Odpowiedzialność zbiorowa czy brak jakiejkolwiek

Otwieracz_do_piwa

Active Member
50
97
Wyobraźmy sobie taką sytuacje:
Jest mieszkanie 4 pokoje. W trzech mieszka po jednym lokatorze, a czwarty pokój stoi pusty. Ktoś przechodzący obok mieszkania wyczuwa zapach marihuany dzwoni po gliny. Przyjezdza policja i już przy wejściu jebie marychą, postanawiają wejść, okazuje się, że w czwartym pokoju jest 10 krzaków. Właściciel twierdzi, że to nie jego, lokatorzy też mówią że nic o tym nie wiedzą. Co w takim przypadku robi policja? Czy państwo jest wtedy bezradne jeżeli na nikogo nie mają dowodów chociaż wiedzą że to któryś z lokatorów?

Pytanie nr 2 : Ta sama sytuacja tylko oprócz 10 krzaków jest tam 200kg kokainy i 10 milionów w fałszywych banknotach.

Pytanie nr 3: Ojciec z synem mieszkają w domu gdzie jest jeden komputer z którego ktoś napisał, że rozjebie rząd i obraził prezydenta oraz ściągnął pedo zdjęcia. Ani syn ani ojciec się nie przyznaje, co wtedy?
 

NoahWatson

Well-Known Member
1 297
3 205
Według ideologii libertariańskiej w społeczeństwie powinna panować wolność słowa (3 pytanie), a co do 1 i 2 to dobrowolna produkcja, handel, umowy kupna sprzedaży dot. i spożywanie substancji psychoaktywnych powinny być niekryminalizowane.
Prowokacja.
 

Grzechotnik

Well-Known Member
988
2 224
Jak nie ma dowodów to popracują z nimi sumiennie na dołku, później długi areszt tymczasowy (wydobywczy). Teoretycznie uniewinnienie wszystkich, chyba że coś sfabrykują.
 
C

Cngelx

Guest
To już zależy na kogo trafi. Przeciętny robak, ulełgy wobec państwa przyzna się do wszystkiego, nawet do tego czego nie zrobił. Jeżeli ktoś natomiast jest trochę obcykany to policja nic nie może zrobić.
 

Szynka

Złota szynka wolnego rynku.
1 209
2 055
Przecież zakłada brak dowodów z niego wynikających.
Dobra, ale mając 200kg koksu raczej jakiś ślad się zostawiło.
Na kursie na prawo jazdy koleś nam opowiadał, że była sytuacja gdzie jechało 4 pijanych gości i mieli wypadek. Kierowca przesiadł się na miejsce pasażera i jak przyjechała policja, to nic nie mogła zrobić, bo nikt nie wygadał kto kierował.
 
OP
OP
O

Otwieracz_do_piwa

Active Member
50
97
To już zależy na kogo trafi. Przeciętny robak, ulełgy wobec państwa przyzna się do wszystkiego, nawet do tego czego nie zrobił. Jeżeli ktoś natomiast jest trochę obcykany to policja nic nie może zrobić.

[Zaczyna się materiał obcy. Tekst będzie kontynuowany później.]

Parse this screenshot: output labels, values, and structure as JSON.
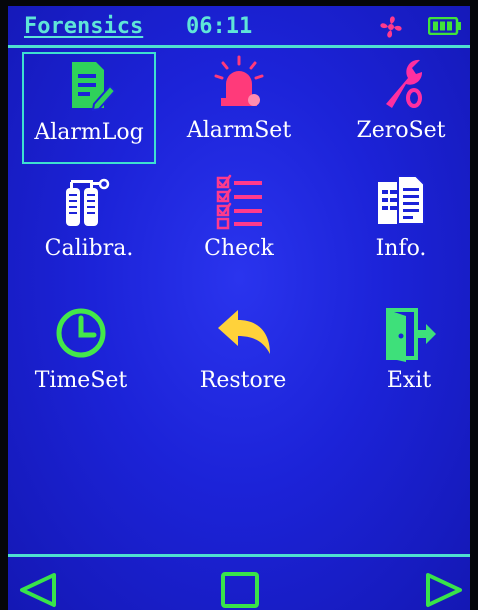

Nawet zakładając, że te wszystkie 3 osoby maczały w tym paluchy to musi być jakiś powód dlaczego tego nie robią profesjonalni plantatorzy, bo ja przynajmniej nie słyszałem o takim przypadku. Za to słyszałem o przypadku gdzie 70 czy 80 letni dziadkowie mieli o to sprawe( pewnie kryli dzieci albo wnuki), policja jakoś musiała wymusić przyznanie się kogokolwiek.
 
A

Artur Nowak

Guest
Można podrzucić do US -wtedy by wszyscy urzędnicy w ramach odpowiedzialności zbiorowej poszli siedzieć - teraz już wiemy jak wprowadzić AKAP - wystarczy zmodernizować prawo o postulaty otwieracza do piwa i wszystkie urzędy można wyludnić w niecały tydzień działalności sabotujących.